Le è capitato, di recente, di affrontare a Vienna il personaggio di Kaspar in Der Freischütz di Weber e lo ha cantato in tedesco, Che difficoltà comporta cambiare lingua?

«Beh anche il Flauto magico l’ho sempre cantato in tedesco. E’ una lingua che mi piace, anche se la conosco davvero troppo poco. Non è musicale come l’italiano, ma ti offre bellissime possibilità. Il mio sogno è di fare un giorno il Barone Ochs ne Il Cavaliere della rosa di Richard Strauss. La resistenza che c’è ancora ad affidare ai cantanti italiani soltanto personaggi che si esprimono in italiano la dice lunga sulla considerazione che si ha, all’estero, della nostra preparazione. E’ vero che l’artista di scuola italiana ha un vastissimo repertorio nella lingua autoctona cui fare riferimento, ma fare qualche divagazione ogni tanto non fa male, anzi… Alla Fenice c’è qualcosa in ballo in questo senso!».

Ecco, la Fenice: si può dire che è il teatro che più l’ha fatta crescere? «Per me la Fenice è casa. Con la Bayerische Staatsoper di Monaco è il teatro in cui ho cantato di più e cui ho affidato debutti importanti, come il mio primo Filippo II nel Don Carlo, solo per fare un esempio. Mi coccolano, mi trattano come uno di famiglia, ci ritorno sempre con immenso piacere!”.

È importante coltivare interessi che esulano dalla propria attività per un artista?. «Direi che è fondamentale. Altrimenti questo mestiere ti prende tutto. È importante restare informati anche su quello che accade nel cinema, nel teatro di prosa, in campi diversi da quelli in cui ti esprimi professionalmente.
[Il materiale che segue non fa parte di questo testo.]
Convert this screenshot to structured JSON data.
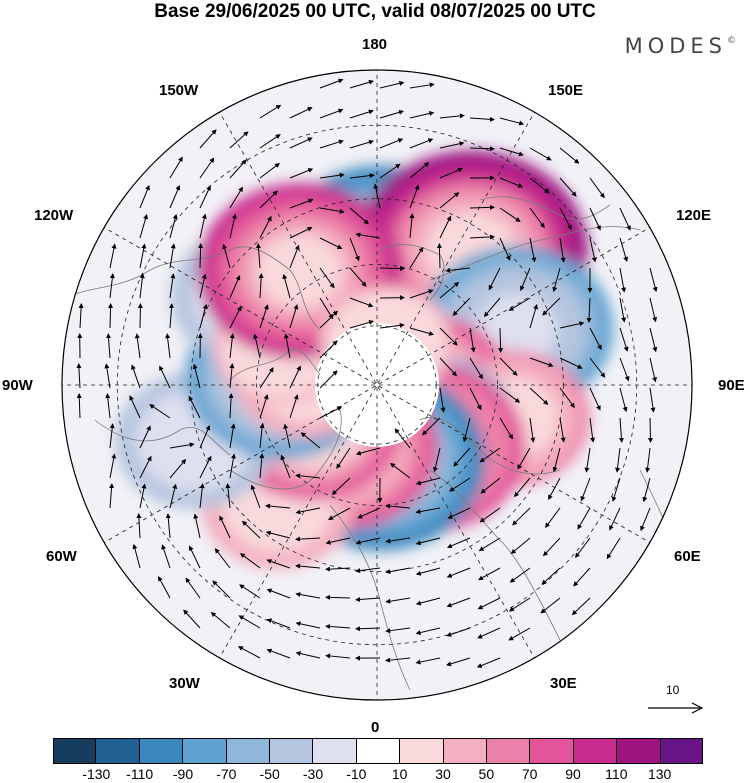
{
  "title": "Base 29/06/2025 00 UTC, valid 08/07/2025 00 UTC",
  "brand": "MODES",
  "brand_mark": "©",
  "longitude_labels": {
    "lon_180": "180",
    "lon_150e": "150E",
    "lon_120e": "120E",
    "lon_90e": "90E",
    "lon_60e": "60E",
    "lon_30e": "30E",
    "lon_0": "0",
    "lon_30w": "30W",
    "lon_60w": "60W",
    "lon_90w": "90W",
    "lon_120w": "120W",
    "lon_150w": "150W"
  },
  "colorbar": {
    "colors": [
      "#173d5e",
      "#1f5f91",
      "#3a87bd",
      "#5fa2d0",
      "#8fb7da",
      "#b5c5df",
      "#dedfef",
      "#ffffff",
      "#f9d9dc",
      "#f4afc0",
      "#ec80a8",
      "#e2559a",
      "#c72b8e",
      "#9e1582",
      "#6a1585"
    ],
    "tick_labels": [
      "-130",
      "-110",
      "-90",
      "-70",
      "-50",
      "-30",
      "-10",
      "10",
      "30",
      "50",
      "70",
      "90",
      "110",
      "130"
    ]
  },
  "reference_vector": {
    "label": "10"
  },
  "map_data": {
    "projection": "north-polar-stereographic",
    "field": "anomaly",
    "anomaly_centers": [
      {
        "lon": 178,
        "lat": 58,
        "value": -95
      },
      {
        "lon": 145,
        "lat": 50,
        "value": 115
      },
      {
        "lon": 112,
        "lat": 53,
        "value": -80
      },
      {
        "lon": 82,
        "lat": 78,
        "value": 70
      },
      {
        "lon": 76,
        "lat": 56,
        "value": 50
      },
      {
        "lon": 54,
        "lat": 72,
        "value": -55
      },
      {
        "lon": 38,
        "lat": 70,
        "value": 85
      },
      {
        "lon": 2,
        "lat": 71,
        "value": -95
      },
      {
        "lon": -30,
        "lat": 72,
        "value": 80
      },
      {
        "lon": -40,
        "lat": 52,
        "value": 45
      },
      {
        "lon": -60,
        "lat": 71,
        "value": 70
      },
      {
        "lon": -73,
        "lat": 44,
        "value": -50
      },
      {
        "lon": -95,
        "lat": 66,
        "value": -80
      },
      {
        "lon": -98,
        "lat": 72,
        "value": 40
      },
      {
        "lon": -125,
        "lat": 52,
        "value": -50
      },
      {
        "lon": -112,
        "lat": 64,
        "value": 30
      },
      {
        "lon": -146,
        "lat": 56,
        "value": 90
      },
      {
        "lon": 168,
        "lat": 79,
        "value": 30
      }
    ]
  }
}
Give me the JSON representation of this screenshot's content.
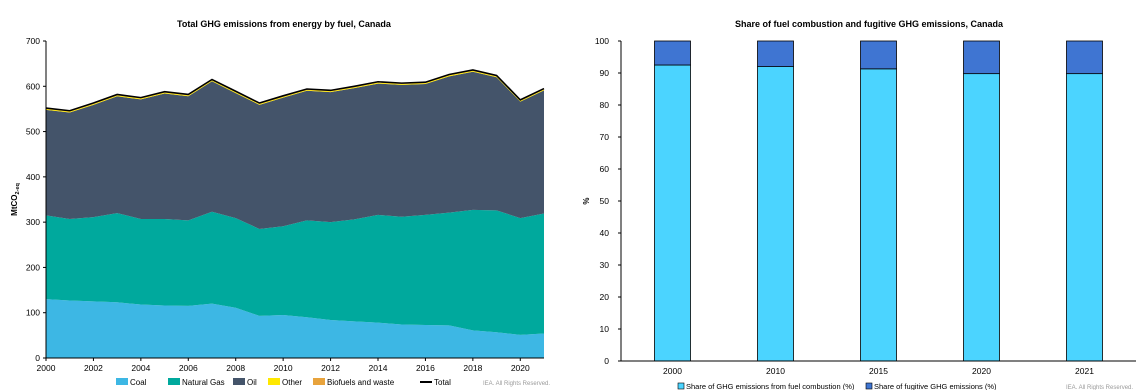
{
  "chart_data": [
    {
      "type": "area",
      "title": "Total GHG emissions from energy by fuel, Canada",
      "ylabel": "MtCO",
      "ylabel_sub": "2-eq",
      "xlabel": "",
      "ylim": [
        0,
        700
      ],
      "yticks": [
        0,
        100,
        200,
        300,
        400,
        500,
        600,
        700
      ],
      "xticks": [
        2000,
        2002,
        2004,
        2006,
        2008,
        2010,
        2012,
        2014,
        2016,
        2018,
        2020
      ],
      "x": [
        2000,
        2001,
        2002,
        2003,
        2004,
        2005,
        2006,
        2007,
        2008,
        2009,
        2010,
        2011,
        2012,
        2013,
        2014,
        2015,
        2016,
        2017,
        2018,
        2019,
        2020,
        2021
      ],
      "stacked": true,
      "series": [
        {
          "name": "Coal",
          "color": "#3DB7E4",
          "values": [
            130,
            127,
            125,
            123,
            118,
            116,
            115,
            120,
            111,
            93,
            95,
            90,
            84,
            81,
            78,
            74,
            73,
            72,
            61,
            57,
            51,
            54
          ]
        },
        {
          "name": "Natural Gas",
          "color": "#00A99D",
          "values": [
            185,
            180,
            186,
            197,
            189,
            191,
            189,
            203,
            198,
            192,
            196,
            214,
            216,
            225,
            238,
            238,
            243,
            249,
            266,
            269,
            258,
            265
          ]
        },
        {
          "name": "Oil",
          "color": "#44546A",
          "values": [
            233,
            235,
            248,
            258,
            264,
            277,
            274,
            288,
            276,
            274,
            284,
            286,
            287,
            290,
            290,
            291,
            289,
            301,
            305,
            294,
            257,
            272
          ]
        },
        {
          "name": "Other",
          "color": "#FFE800",
          "values": [
            2,
            2,
            2,
            2,
            2,
            2,
            2,
            2,
            2,
            2,
            2,
            2,
            2,
            2,
            2,
            2,
            2,
            2,
            2,
            2,
            2,
            2
          ]
        },
        {
          "name": "Biofuels and waste",
          "color": "#E8A33C",
          "values": [
            2,
            2,
            2,
            2,
            2,
            2,
            2,
            2,
            2,
            2,
            2,
            2,
            2,
            2,
            2,
            2,
            2,
            2,
            2,
            2,
            2,
            2
          ]
        }
      ],
      "total": {
        "name": "Total",
        "color": "#000000",
        "values": [
          552,
          546,
          563,
          582,
          575,
          588,
          582,
          615,
          589,
          563,
          579,
          594,
          591,
          600,
          610,
          607,
          609,
          626,
          636,
          624,
          570,
          595
        ]
      },
      "credit": "IEA. All Rights Reserved."
    },
    {
      "type": "bar",
      "stacked": true,
      "title": "Share of fuel combustion and fugitive GHG emissions, Canada",
      "ylabel": "%",
      "xlabel": "",
      "ylim": [
        0,
        100
      ],
      "yticks": [
        0,
        10,
        20,
        30,
        40,
        50,
        60,
        70,
        80,
        90,
        100
      ],
      "categories": [
        "2000",
        "2010",
        "2015",
        "2020",
        "2021"
      ],
      "series": [
        {
          "name": "Share of GHG emissions from fuel combustion (%)",
          "color": "#4BD4FF",
          "values": [
            92.5,
            92.0,
            91.3,
            89.8,
            89.8
          ]
        },
        {
          "name": "Share of fugitive GHG emissions (%)",
          "color": "#3F75D2",
          "values": [
            7.5,
            8.0,
            8.7,
            10.2,
            10.2
          ]
        }
      ],
      "credit": "IEA. All Rights Reserved."
    }
  ]
}
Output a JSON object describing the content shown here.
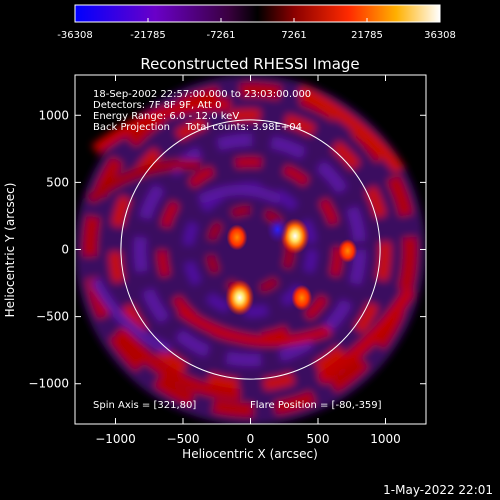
{
  "colorbar": {
    "ticks": [
      "-36308",
      "-21785",
      "-7261",
      "7261",
      "21785",
      "36308"
    ],
    "min": -36308,
    "max": 36308,
    "colors": [
      "#0000ff",
      "#6a00c8",
      "#3a0040",
      "#000000",
      "#8a0000",
      "#ff2a00",
      "#ffb000",
      "#ffffff"
    ]
  },
  "chart_data": {
    "type": "heatmap",
    "title": "Reconstructed RHESSI Image",
    "xlabel": "Heliocentric X (arcsec)",
    "ylabel": "Heliocentric Y (arcsec)",
    "xlim": [
      -1300,
      1300
    ],
    "ylim": [
      -1300,
      1300
    ],
    "xticks": [
      -1000,
      -500,
      0,
      500,
      1000
    ],
    "yticks": [
      -1000,
      -500,
      0,
      500,
      1000
    ],
    "xtick_labels": [
      "−1000",
      "−500",
      "0",
      "500",
      "1000"
    ],
    "ytick_labels": [
      "−1000",
      "−500",
      "0",
      "500",
      "1000"
    ],
    "solar_limb_radius": 960,
    "info": [
      "18-Sep-2002 22:57:00.000 to 23:03:00.000",
      "Detectors: 7F 8F 9F, Att 0",
      "Energy Range: 6.0 - 12.0 keV",
      "Back Projection     Total counts: 3.98E+04"
    ],
    "spin_axis": "Spin Axis = [321,80]",
    "flare_position": "Flare Position = [-80,-359]",
    "sources": [
      {
        "x": 330,
        "y": 100,
        "intensity": 36308
      },
      {
        "x": -80,
        "y": -359,
        "intensity": 36308
      },
      {
        "x": -100,
        "y": 90,
        "intensity": 18000
      },
      {
        "x": 380,
        "y": -360,
        "intensity": 18000
      },
      {
        "x": 720,
        "y": -10,
        "intensity": 14000
      },
      {
        "x": 200,
        "y": 150,
        "intensity": -20000
      }
    ]
  },
  "footer": {
    "timestamp": "1-May-2022 22:01"
  }
}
Sono tutte cose che entrano nel tuo background personale e cui puoi fare riferimento quando torni sul palcoscenico. Arricchiscono la tua professionalità e ti allontanano dalla quotidianità del teatro d’opera che può diventare nociva se non pensi che a quella».

Ci sono molte cose nuove nel suo imminente futuro. Sono anni di svolta questi, per il suo repertorio? «Ci sono molte cose davvero interessanti nel prossimo futuro, è vero. Parlare di svolta mi sembra forse esagerato. Sono felice di tornare con i Racconti di Hoffmann alla Fenice nei personaggi diabolici che ho già interpretato ma che sono contento di affrontare con un regista come Damiano Michieletto con cui mi sono sempre trovato bene. Sempre alla Fenice è previsto il debutto in Mefistofele di Boito e anche là siamo sul diabolico spinto, in un’opera che non si fa quasi più e che un tempo era di repertorio. A Palermo debutterò invece nei Vespri Siciliani, e anche Procida è un personaggio importante per una voce grave e l’opera è meravigliosa e anche a Palermo lavoro con estremo piacere. Ci sono anche un Messia di Haendel a Santa Cecilia, un Requiem di Verdi a Monaco”.

Allora, auguri Alex, che la vita sia sempre un nuovo debutto!